Along the way, Huitt married twice, had four children, which he mainly raised alone on his ranch, and has seven grandchildren and three great grandchildren. He has been on his own for about 40 years.
Throughout the years, Huitt dug graves using only a shovel and a pickax. “It was always done by hand,” he said. “I have gone through about four picks.”
The Ilwaco hill site includes tracts of solid clay, which means a five to six-hour job for each gravesite. “Most of the cemetery is pretty tough digging. For someone new, it would be eight hours. Some cemeteries are harder than others. In Naselle, it’s pretty solid river rock.”
He has lost count of exactly how many he has dug. At one point, Huitt was digging graves at 11 area cemeteries stretching inland to Grays River. However, the trend toward cremation has meant fewer burials. “Now it’s one every two months, but in the ‘bad old days,’ it was 90 to 100 a year,” he said.
Brawn is not enough.
“Maybe people think there’s nothing to digging a grave, but you have to have the right dimensions,” he said. “You just don’t go out there and dig a hole.”
Planks help set the correct shape.
“You have to have straight sides and ends because it must be straight up and down,” he said. “It has got to be perfectly straight. It’s got to be square because the liner is a square box. If it is not square, it is not going to go in the hole.”
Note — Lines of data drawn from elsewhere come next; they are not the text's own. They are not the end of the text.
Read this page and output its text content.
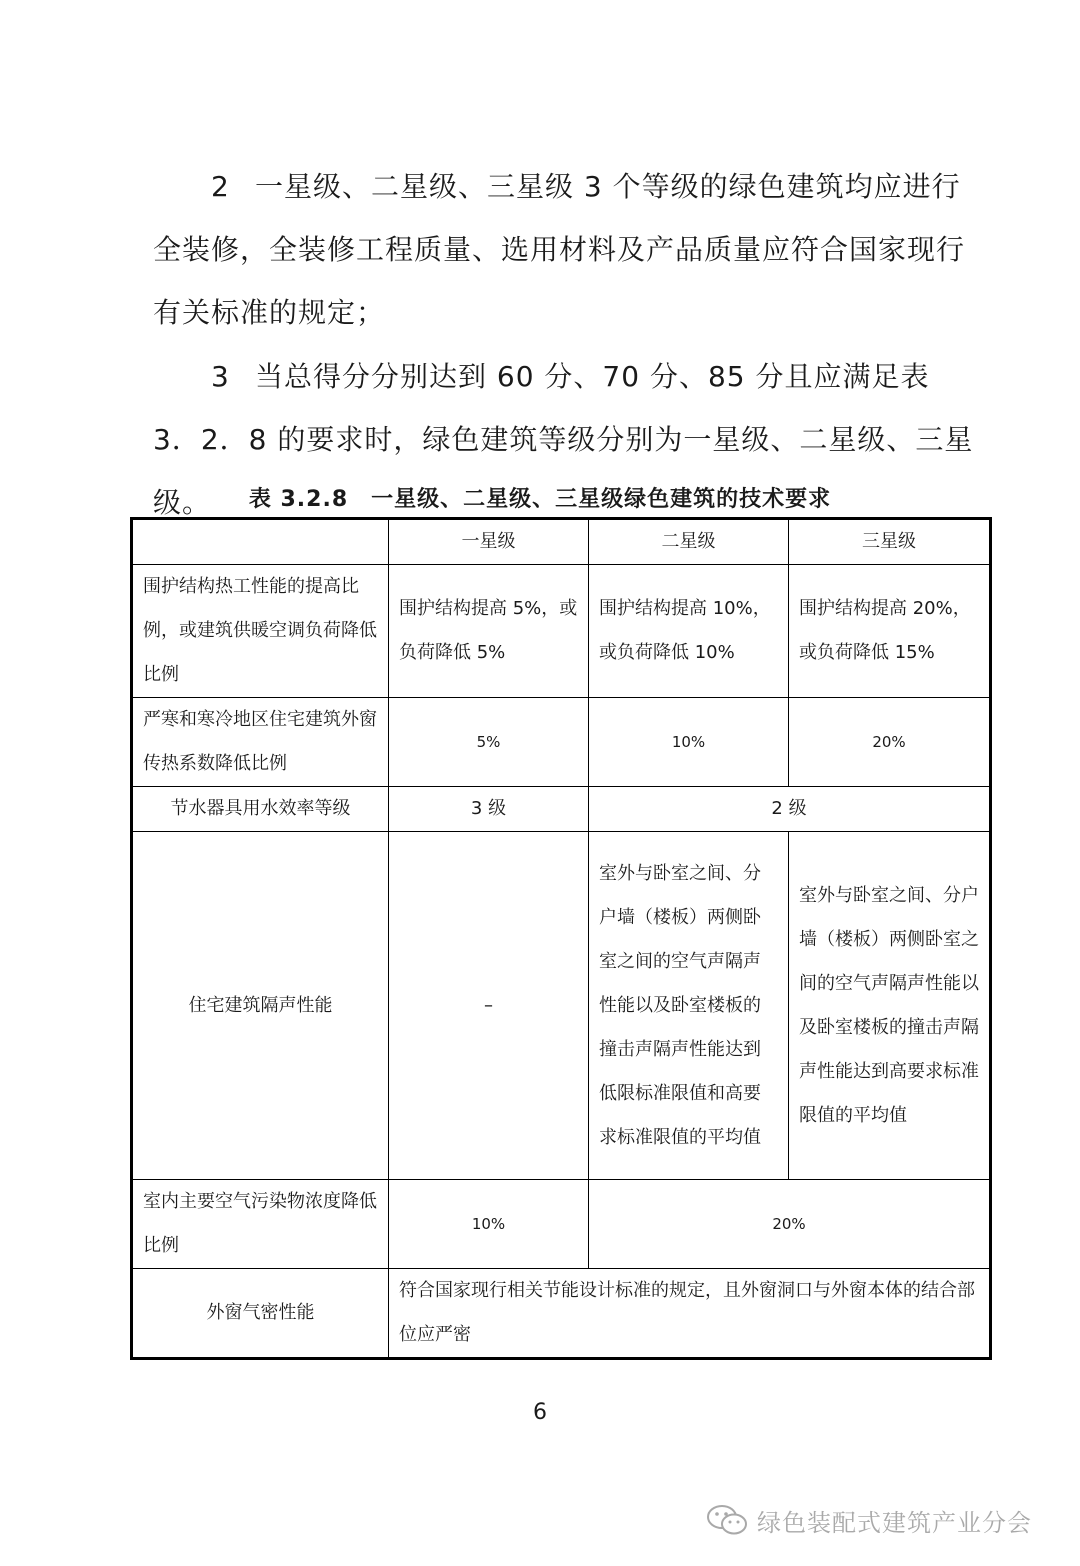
2 一星级、二星级、三星级 3 个等级的绿色建筑均应进行全装修，全装修工程质量、选用材料及产品质量应符合国家现行有关标准的规定；

3 当总得分分别达到 60 分、70 分、85 分且应满足表 3．2．8 的要求时，绿色建筑等级分别为一星级、二星级、三星级。	表 3.2.8　一星级、二星级、三星级绿色建筑的技术要求
	一星级	二星级	三星级
围护结构热工性能的提高比例，或建筑供暖空调负荷降低比例	围护结构提高 5%，或负荷降低 5%	围护结构提高 10%，或负荷降低 10%	围护结构提高 20%，或负荷降低 15%
严寒和寒冷地区住宅建筑外窗传热系数降低比例	5%	10%	20%
节水器具用水效率等级	3 级	2 级	
住宅建筑隔声性能	–	室外与卧室之间、分户墙（楼板）两侧卧室之间的空气声隔声性能以及卧室楼板的撞击声隔声性能达到低限标准限值和高要求标准限值的平均值	室外与卧室之间、分户墙（楼板）两侧卧室之间的空气声隔声性能以及卧室楼板的撞击声隔声性能达到高要求标准限值的平均值
室内主要空气污染物浓度降低比例	10%	20%	
外窗气密性能	符合国家现行相关节能设计标准的规定，且外窗洞口与外窗本体的结合部位应严密		
6
绿色装配式建筑产业分会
Huitt keeps “set-ups” at three local cemeteries which consist of planks to place at each end of the grave, grass to drape over the open hole, a lowering device for the coffin, and a tent with chairs for mourners.
Cemetery maintenance has been Huitt’s job since 1996. It includes brush clearing and tree trimming, but the acreage covered in grass dominates the assignment.
“It takes 17 hours to mow,” he said, adding with a grin, “Nobody knows how long it takes to ‘weed-eat’ it — it’s a never-ending project!”
Because the grounds include a half-dozen additions, Huitt spreads the mowing over four days. When asked if he has a riding lawn mower, he laughs. “If it wasn’t, you would never get it done.”
A couple of years ago, he cleaned every headstone.
“It’s like taking care of your own yard. I wanted to keep it looking nice,” he said, reflecting on having to yield to a younger successor. “I don’t like the idea of not being able to do it any more.”
Huitt spent three years compiling a 4-inch thick ring binder crammed with peninsula burial names and plot locations that date back to the 1800s. “I will give this copy to the museum one of these days,” he mused. On his computer, he has photos of every headstone; all are meticulously labeled.
His son, Stanley Huitt, a fisherman who died of hypothermia in 1996, is buried in the Ilwaco Cemetery. While he did not dig his son’s grave, he did perform that duty for his late sister, Bonnie Vaughn.
Reliving his career at his Chinook home, Huitt’s thoughts are practical rather than philosophical. When pressed, he shrugs. “I grew up in the funeral home, so I went to many funerals. They’re a part of my life. … Life and death. I think about it, but I’m not really a religious person. I believe in religion, though.”
When his time comes, someone else will do the honors.
“I bought 10 plots,” Huitt said. His final resting place? “One of those 10, I suppose.”
The Ilwaco Cemetery Association will hold an open house to honor Bob Huitt’s retirement at Penttila’s Chapel-by-the-Sea, 1515 Pacific Ave., Long Beach, Washington, 2 to 4 p.m., July 9.